Kay Huebner, PhD, professor in the Department of Molecular Virology, Immunology and Medical Genetics, is redefining how we look at breast cancer. Her team is utilizing the tissue bank to further break down triple-negative breast cancer into subtypes.

“Breast cancers are divided into distinct subtypes based on genes and proteins they express; each cancer type has a different prognosis, outcome and targeted treatment,” says Dr. Huebner, whose lab is identifying these subtypes based on their expression of hundreds of small genes called microRNAs.

“We already have evidence, through work supported by the Spielman Fund, that this method will identify at least five subgroups of triple negative breast cancer,” shares Dr. Huebner.

“If we can divide those breast cancers into specific subtypes and figure out exactly what signal pathways have gone wrong in those subtypes, then we have a chance to find targeted proteins that will help us to at least suggest potential markers that could be targets for treatment.”

The hope for Dr. Huebner’s research is that it will allow the OSUCCC – James to develop personalized treatment plans for patients with cancer.

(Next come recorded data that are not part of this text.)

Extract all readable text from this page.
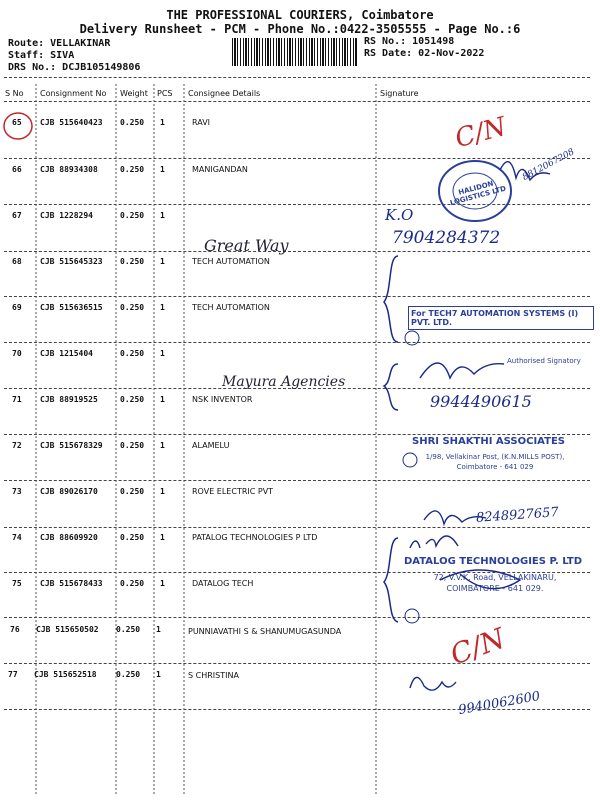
THE PROFESSIONAL COURIERS, Coimbatore
Delivery Runsheet - PCM - Phone No.:0422-3505555 - Page No.:6
Route: VELLAKINAR
Staff: SIVA
DRS No.: DCJB105149806
RS No.: 1051498
RS Date: 02-Nov-2022
S No Consignment No Weight PCS Consignee Details	Signature
65 CJB 515640423 0.250 1	RAVI
66 CJB 88934308	0.250 1	MANIGANDAN
67 CJB 1228294	0.250 1
68 CJB 515645323 0.250 1	TECH AUTOMATION
69 CJB 515636515 0.250 1	TECH AUTOMATION
70 CJB 1215404	0.250 1
71 CJB 88919525	0.250 1	NSK INVENTOR
72 CJB 515678329 0.250 1	ALAMELU
73 CJB 89026170	0.250 1	ROVE ELECTRIC PVT
74 CJB 88609920	0.250 1	PATALOG TECHNOLOGIES P LTD
75 CJB 515678433 0.250 1	DATALOG TECH
76 CJB 515650502 0.250 1	PUNNIAVATHI S & SHANUMUGASUNDA
77 CJB 515652518 0.250 1	S CHRISTINA
C/N
C/N
HALIDON LOGISTICS LTD
8812067208
K.O
7904284372
Great Way
For TECH7 AUTOMATION SYSTEMS (I) PVT. LTD.
Authorised Signatory
Mayura Agencies
9944490615
SHRI SHAKTHI ASSOCIATES
1/98, Vellakinar Post, (K.N.MILLS POST), Coimbatore - 641 029
8248927657
DATALOG TECHNOLOGIES P. LTD
72, V.V.K. Road, VELLAKINARU, COIMBATORE - 641 029.
9940062600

Building on the research done by other members of the breast cancer research team, Nancy Lill, PhD, and her team are taking what we know about cancer to a new level. Her research involves a protein known as the epidermal growth factor receptor and how it can signal a variety of tumor types.

“Triple-negative breast cancer presents a particular clinical challenge. Because they lack estrogen and progesterone proteins, they are resistant to many successful breast cancer treatments,” says Dr. Lill.

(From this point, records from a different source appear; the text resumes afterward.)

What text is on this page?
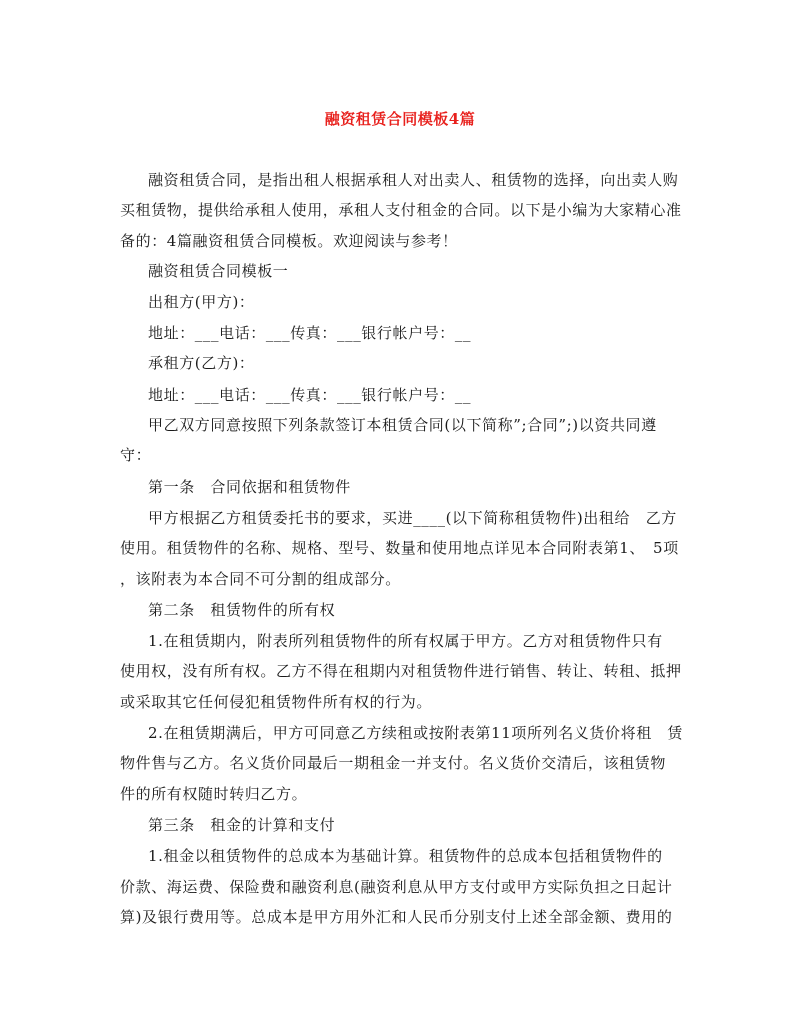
融资租赁合同模板4篇
融资租赁合同，是指出租人根据承租人对出卖人、租赁物的选择，向出卖人购
买租赁物，提供给承租人使用，承租人支付租金的合同。以下是小编为大家精心准
备的：4篇融资租赁合同模板。欢迎阅读与参考！
融资租赁合同模板一
出租方(甲方)：
地址：___电话：___传真：___银行帐户号：__
承租方(乙方)：
地址：___电话：___传真：___银行帐户号：__
甲乙双方同意按照下列条款签订本租赁合同(以下简称”;合同”;)以资共同遵
守：
第一条　合同依据和租赁物件
甲方根据乙方租赁委托书的要求，买进____(以下简称租赁物件)出租给　乙方
使用。租赁物件的名称、规格、型号、数量和使用地点详见本合同附表第1、　5项
，该附表为本合同不可分割的组成部分。
第二条　租赁物件的所有权
1.在租赁期内，附表所列租赁物件的所有权属于甲方。乙方对租赁物件只有
使用权，没有所有权。乙方不得在租期内对租赁物件进行销售、转让、转租、抵押
或采取其它任何侵犯租赁物件所有权的行为。
2.在租赁期满后，甲方可同意乙方续租或按附表第11项所列名义货价将租　赁
物件售与乙方。名义货价同最后一期租金一并支付。名义货价交清后，该租赁物
件的所有权随时转归乙方。
第三条　租金的计算和支付
1.租金以租赁物件的总成本为基础计算。租赁物件的总成本包括租赁物件的
价款、海运费、保险费和融资利息(融资利息从甲方支付或甲方实际负担之日起计
算)及银行费用等。总成本是甲方用外汇和人民币分别支付上述全部金额、费用的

Dr. Lill’s team is looking for ways they can manipulate the triple-negative breast cancer cells to attack their own defenses, by fooling them into taking up poisons or chemotherapeutic agents more thoroughly. By doing so, Dr. Lill will be able to selectively destroy a specific population of cancer cells while leaving the rest of the cells in the patient unaffected.

This will reduce the adverse effects in patients but with greater clinical efficacy of the drugs that we are using. This research is expanding our immense knowledge of breast cancer in a way no other lab in the world is.

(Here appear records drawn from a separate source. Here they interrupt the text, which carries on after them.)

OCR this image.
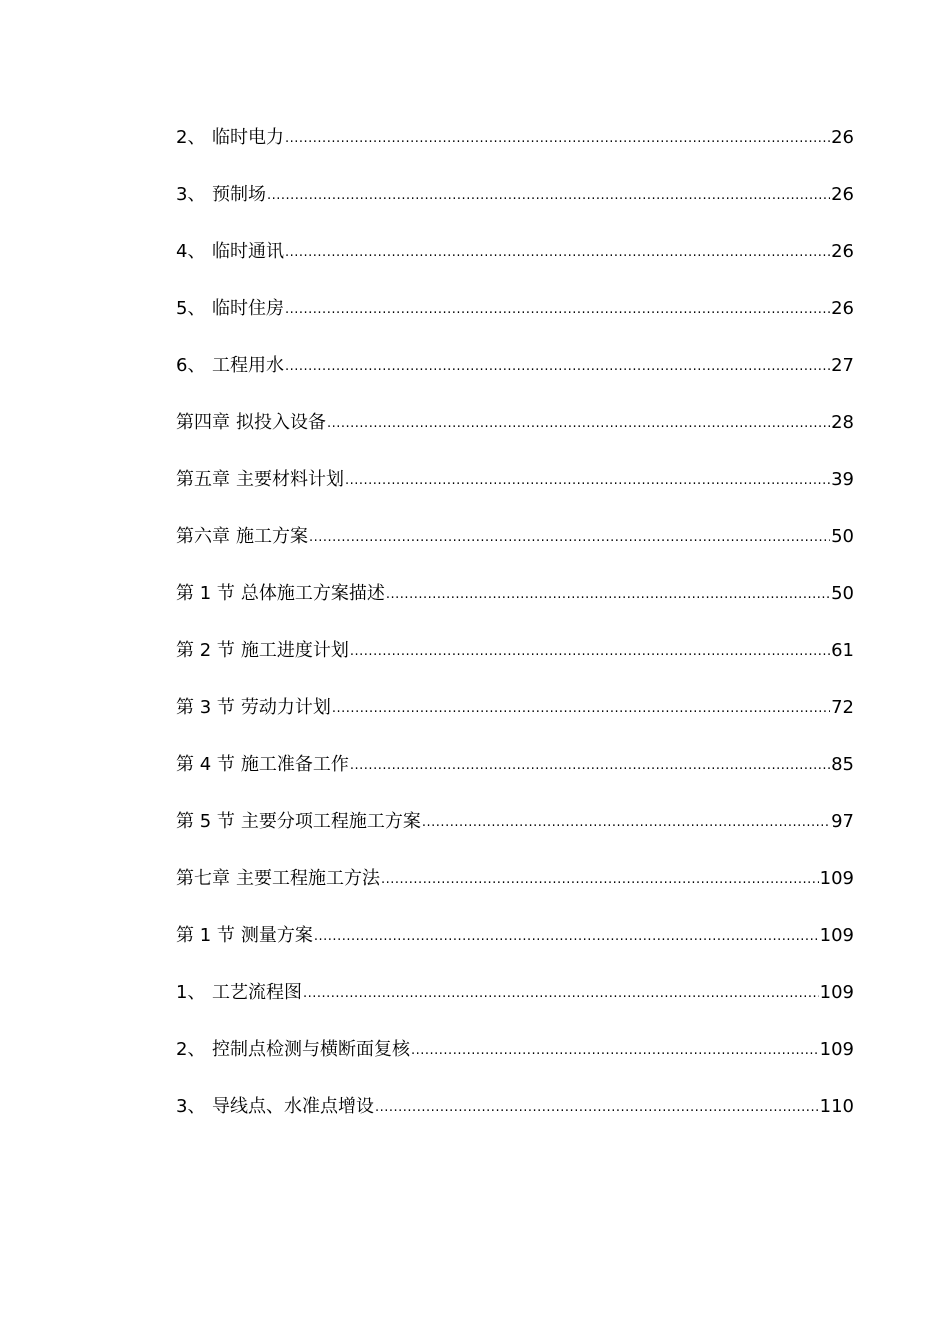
2、 临时电力 .....	26
3、 预制场 .....	26
4、 临时通讯 .....	26
5、 临时住房 .....	26
6、 工程用水 .....	27
第四章 拟投入设备 .....	28
第五章 主要材料计划 .....	39
第六章 施工方案 .....	50
第 1 节 总体施工方案描述 .....	50
第 2 节 施工进度计划 .....	61
第 3 节 劳动力计划 .....	72
第 4 节 施工准备工作 .....	85
第 5 节 主要分项工程施工方案 .....	97
第七章 主要工程施工方法 .....	109
第 1 节 测量方案 .....	109
1、 工艺流程图 .....	109
2、 控制点检测与横断面复核 .....	109
3、 导线点、水准点增设 .....	110
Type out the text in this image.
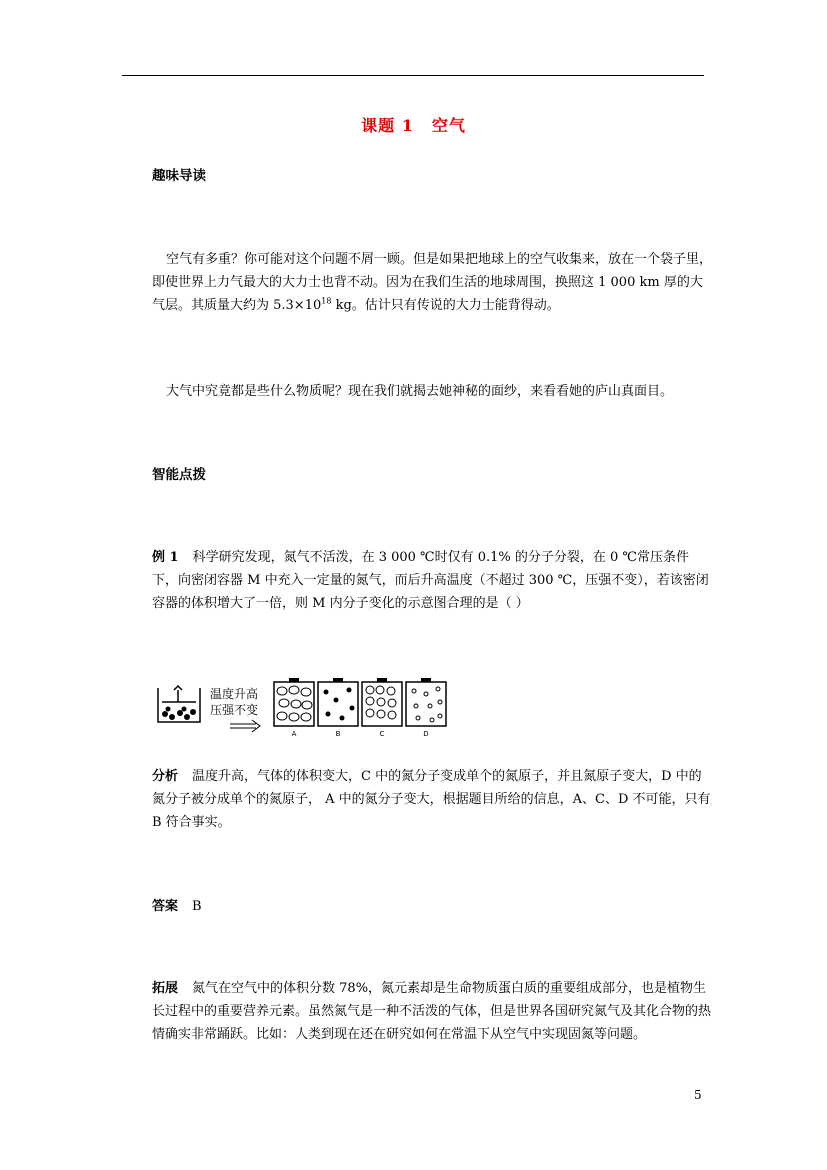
课题 1 空气
趣味导读
空气有多重？你可能对这个问题不屑一顾。但是如果把地球上的空气收集来，放在一个袋子里，即使世界上力气最大的大力士也背不动。因为在我们生活的地球周围，换照这 1 000 km 厚的大气层。其质量大约为 $5.3\times 10^{18}$ kg。估计只有传说的大力士能背得动。
大气中究竟都是些什么物质呢？现在我们就揭去她神秘的面纱，来看看她的庐山真面目。
智能点拨
例 1 科学研究发现，氮气不活泼，在 3 000 ℃时仅有 0.1% 的分子分裂，在 0 ℃常压条件下，向密闭容器 M 中充入一定量的氮气，而后升高温度（不超过 300 ℃，压强不变），若该密闭容器的体积增大了一倍，则 M 内分子变化的示意图合理的是（ ）
温度升高
压强不变
A	B	C	D
分析 温度升高，气体的体积变大，C 中的氮分子变成单个的氮原子，并且氮原子变大，D 中的氮分子被分成单个的氮原子， A 中的氮分子变大，根据题目所给的信息，A、C、D 不可能，只有 B 符合事实。
答案 B
拓展 氮气在空气中的体积分数 78%，氮元素却是生命物质蛋白质的重要组成部分，也是植物生长过程中的重要营养元素。虽然氮气是一种不活泼的气体，但是世界各国研究氮气及其化合物的热情确实非常踊跃。比如：人类到现在还在研究如何在常温下从空气中实现固氮等问题。
5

Innovation is a consistent and continuing standard at the OSUCCC – James. Ching-Shih Chen, PhD, and his team are developing several new drugs that target triple negative breast cancer. It is hoped that they will stop the disease from spreading, inhibit cancer growth and enhance the effectiveness of current therapies.

“In collaboration with Dr. Shapiro, our research focuses on developing new therapeutic strategies to enhance the outcomes in triple negative breast cancer patients,” says Dr. Chen.

The goal of Dr. Chen’s lab is to not only find therapeutic agents that kill the triple negative breast cancer cells, but also to reduce the aggressiveness of these cells, which are highly metastatic. Dr. Chen and his team are trying different agents that can slow that aggressiveness and prevent them from moving to other parts of the body organ.

“With the support from the Spielman Fund, we have developed drugs that target different molecular defects in cancer, which enhances current treatment, stops the spread of triple negative cancer cells and kills existing cells,” says Chen. “Currently, these drugs are undergoing preclinical development.”

And finally, Dr. Chen is organizing and conducting research that will hopefully result in an agent that can kill what are called cancer “stem cells.” This is the Holy Grail of a cancer drug discovery. Through the investigation of these stem cells, we have a good lead in finding such an agent.

Your Support

Our opponent is cancer. Our goal is to eradicate cancer to protect the lives of our families, our loved ones and millions of people who are our past, present and future. The advancements in cancer care that have been outlined here will not only improve care here in central Ohio, but will also save lives around the world. And improvements in breast cancer treatments will be translated to the care of other patients with other forms of this devastating disease.

We haven’t reached our goal yet, but we are making progress. Thanks to your support, our goal is in sight and we are offering new hope to millions of breast cancer patients.